The Canadian Broadcasting Company (CBC) touted Kim's Convenience as the diverse jewel in its slate of sitcoms. Much like the network's other breakout hit, Schitt's Creek, the series found a much wider audience once it was on Netflix. Kim's Convenience centers on a Korean Canadian family running a corner store in Toronto, and it was beloved for its frank depiction of the Kims' daily life and for being "quietly revolutionary" in how it incorporated and normalized aspects of Korean culture.
But now that the series is over — its fifth and final season dropped last week — two stars of the show have said things weren't as progressive behind the scenes. Actors Simu Liu and Jean Yoon aired their grievances on social media, calling out the sitcom's "overwhelmingly white" production team, “horsepoop” pay, and “overtly racist” storylines, among other alleged missteps.
Liu, who is starring in the highly-anticipated Marvel movie Shang-Chi and the Legend of the Ten Rings, plays Yoon's son on King's Convenience. On Facebook, he wrote that while he "saw firsthand how profoundly it impacted families and brought people together," off camera he was "growing increasingly frustrated with the way my character was being portrayed and [...] with the way I was being treated." Liu said the Kim's Convenience writers overlooked and dismissed the lived experience of the show's Asian Canadian cast. He also claimed the CBC was purposely underpaying them in comparison to the "brand-name talent" on Schitt's Creek, which he claimed had lower ratings than Kim's Convenience.
When a TV critic for Canada's Globe and Mail called Liu's comments "mean-spirited" and "unfair," Yoon took to Twitter to defend her co-star. "The lack of Asian female, especially Korean writers in the writers room of Kims made my life VERY DIFFICULT & the experience of working on the show painful," she wrote.
Yoon noted that Kim's Convenience was based on a play by Korean writer Ins Choi, who also co-created the TV show, but that his white collaborator, Kevin White, became showrunner and "clearly set the parameters," according to Yoon. She said that when the cast got advance copies of their scripts for season five due to Covid-19, some storylines were so "overtly racist" and "extremely culturally inaccurate" that the cast banded together to collectively express their concerns.

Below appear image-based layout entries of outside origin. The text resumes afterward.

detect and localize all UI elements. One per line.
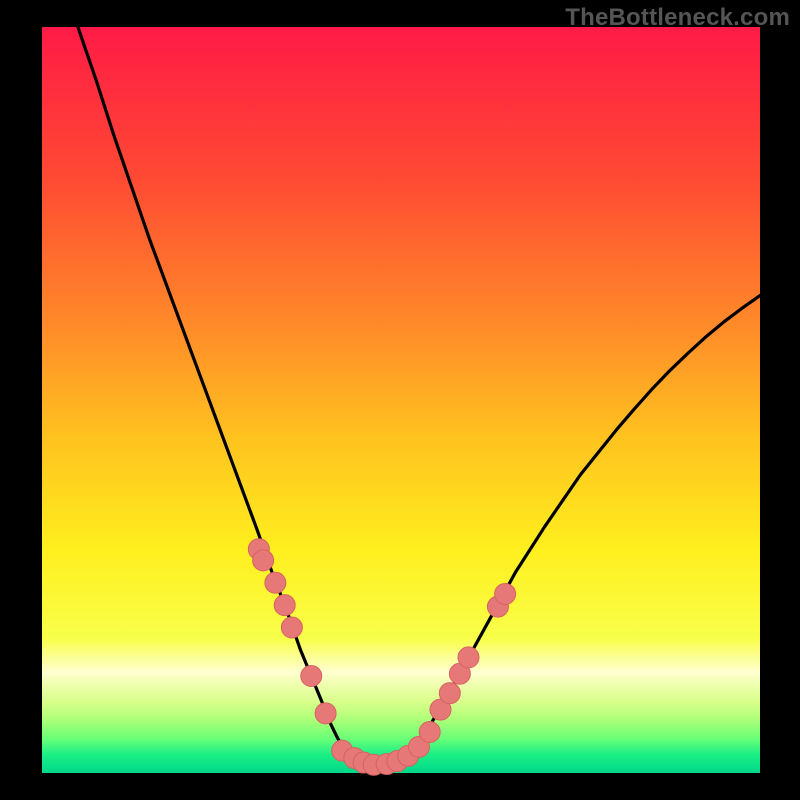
plot-background bbox=[42, 27, 760, 773]
data-marker bbox=[458, 647, 479, 668]
data-marker bbox=[253, 550, 274, 571]
data-marker bbox=[301, 666, 322, 687]
data-marker bbox=[315, 703, 336, 724]
chart-stage: TheBottleneck.com bbox=[0, 0, 800, 800]
data-marker bbox=[281, 617, 302, 638]
data-marker bbox=[419, 721, 440, 742]
data-marker bbox=[274, 595, 295, 616]
data-marker bbox=[265, 572, 286, 593]
data-marker bbox=[495, 583, 516, 604]
watermark-text: TheBottleneck.com bbox=[565, 4, 790, 32]
data-marker bbox=[439, 683, 460, 704]
bottleneck-chart bbox=[0, 0, 800, 800]
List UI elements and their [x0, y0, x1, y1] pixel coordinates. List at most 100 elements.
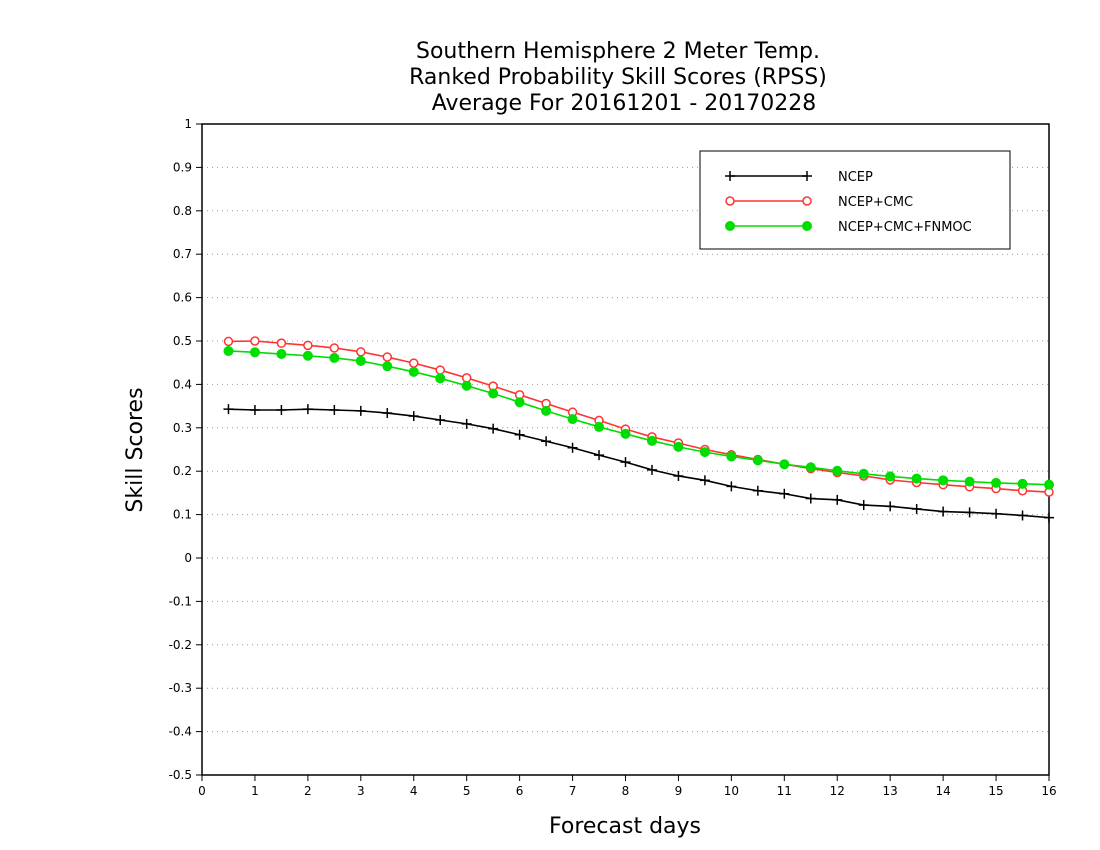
x-tick-label: 3 — [357, 784, 365, 798]
data-point-filled-circle — [991, 477, 1002, 488]
data-point-plus — [911, 503, 922, 514]
data-point-plus — [725, 171, 735, 181]
legend-label: NCEP — [838, 170, 873, 185]
data-point-filled-circle — [488, 388, 499, 399]
data-point-filled-circle — [461, 380, 472, 391]
data-point-plus — [514, 429, 525, 440]
data-point-plus — [802, 171, 812, 181]
legend-label: NCEP+CMC — [838, 195, 913, 210]
data-point-plus — [858, 500, 869, 511]
y-tick-label: 0 — [184, 551, 192, 565]
x-tick-label: 5 — [463, 784, 471, 798]
data-point-plus — [991, 508, 1002, 519]
data-point-plus — [832, 494, 843, 505]
data-point-filled-circle — [779, 459, 790, 470]
data-point-filled-circle — [435, 373, 446, 384]
data-point-plus — [249, 405, 260, 416]
y-tick-label: 0.7 — [173, 247, 192, 261]
data-point-filled-circle — [938, 475, 949, 486]
y-tick-label: 0.1 — [173, 508, 192, 522]
data-point-filled-circle — [646, 435, 657, 446]
x-tick-label: 1 — [251, 784, 259, 798]
y-tick-label: 0.8 — [173, 204, 192, 218]
legend-items: NCEP NCEP+CMC NCEP+CMC+FNMOC — [725, 170, 972, 235]
series-line — [228, 340, 1050, 493]
chart-title-line-2: Ranked Probability Skill Scores (RPSS) — [409, 65, 827, 90]
data-point-plus — [673, 470, 684, 481]
data-point-filled-circle — [885, 471, 896, 482]
x-tick-label: 9 — [675, 784, 683, 798]
x-tick-label: 8 — [622, 784, 630, 798]
data-point-plus — [1017, 510, 1028, 521]
series-line — [228, 350, 1050, 486]
data-point-filled-circle — [249, 347, 260, 358]
data-point-plus — [885, 501, 896, 512]
y-tick-label: 0.3 — [173, 421, 192, 435]
x-tick-label: 0 — [198, 784, 206, 798]
x-tick-label: 13 — [883, 784, 898, 798]
data-point-filled-circle — [832, 465, 843, 476]
legend-entry: NCEP+CMC+FNMOC — [725, 220, 972, 235]
data-point-open-circle — [329, 343, 340, 353]
data-point-open-circle — [725, 196, 735, 206]
data-point-plus — [752, 485, 763, 496]
data-point-open-circle — [409, 358, 419, 368]
x-tick-label: 4 — [410, 784, 418, 798]
plot-area-frame — [201, 123, 1050, 776]
data-point-plus — [302, 404, 313, 415]
x-tick-label: 6 — [516, 784, 524, 798]
data-point-filled-circle — [805, 462, 816, 473]
data-point-open-circle — [382, 352, 393, 362]
data-point-open-circle — [802, 196, 812, 206]
data-point-plus — [408, 411, 419, 422]
data-point-filled-circle — [567, 414, 578, 425]
data-point-plus — [964, 507, 975, 518]
data-point-plus — [541, 436, 552, 447]
data-point-filled-circle — [223, 345, 234, 356]
data-point-filled-circle — [541, 405, 552, 416]
gridlines — [202, 166, 1049, 733]
data-point-open-circle — [435, 365, 445, 375]
data-point-open-circle — [356, 347, 366, 357]
data-point-plus — [567, 442, 578, 453]
data-point-plus — [779, 488, 790, 499]
y-tick-label: 0.5 — [173, 334, 192, 348]
legend-entry: NCEP — [725, 170, 873, 185]
y-tick-label: -0.5 — [169, 768, 192, 782]
data-point-filled-circle — [725, 221, 735, 231]
data-point-filled-circle — [699, 447, 710, 458]
data-point-plus — [435, 414, 446, 425]
x-tick-label: 16 — [1041, 784, 1056, 798]
data-point-filled-circle — [726, 451, 737, 462]
data-point-filled-circle — [620, 428, 631, 439]
data-point-plus — [594, 450, 605, 461]
y-tick-label: 0.9 — [173, 160, 192, 174]
chart-title-line-3: Average For 20161201 - 20170228 — [432, 91, 817, 116]
x-tick-label: 14 — [935, 784, 950, 798]
series-layer — [223, 336, 1054, 523]
data-point-filled-circle — [594, 421, 605, 432]
series-ncep-cmc-fnmoc — [223, 345, 1054, 490]
data-point-plus — [276, 405, 287, 416]
data-point-filled-circle — [911, 473, 922, 484]
data-point-filled-circle — [329, 352, 340, 363]
data-point-plus — [1044, 512, 1054, 523]
y-tick-label: -0.2 — [169, 638, 192, 652]
axis-ticks: -0.5 -0.4 -0.3 -0.2 -0.1 0 0.1 0.2 0.3 0.4 0.5 0.6 0… — [169, 117, 1057, 798]
legend-label: NCEP+CMC+FNMOC — [838, 220, 972, 235]
x-tick-label: 7 — [569, 784, 577, 798]
legend: NCEP NCEP+CMC NCEP+CMC+FNMOC — [699, 150, 1011, 250]
data-point-filled-circle — [802, 221, 812, 231]
data-point-plus — [938, 506, 949, 517]
data-point-open-circle — [461, 373, 472, 383]
data-point-plus — [355, 405, 366, 416]
data-point-filled-circle — [408, 366, 419, 377]
x-axis-label: Forecast days — [549, 814, 701, 839]
data-point-open-circle — [276, 338, 287, 348]
y-tick-label: 1 — [184, 117, 192, 131]
data-point-plus — [620, 457, 631, 468]
data-point-plus — [461, 418, 472, 429]
y-tick-label: 0.6 — [173, 291, 192, 305]
x-tick-label: 12 — [830, 784, 845, 798]
data-point-filled-circle — [514, 397, 525, 408]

Lastly, Yoon took credit for the show's accurate representation of Korean food: "If I hadn't spoken up all the Korean food in the show would have been wrong. Ins doesn't know how to cook or how things are cooked, no one else in the writers room were Korean, and they had no Korean cultural resources in the writers room at all."
Suffice to say, it seems fair to give the Asian Canadian cast of Kim's Convenience most of the kudos for making the series as great as it was. But it's unfair they had to do all that extra labor to conceal the blind spots of a mostly white creative team — while also allegedly being underpaid for their main jobs as actors. This unfortunate context behind such a groundbreaking series underscores that representation doesn't mean a lot if it's only cosmetic. The substance has to stem from authentic voices, too.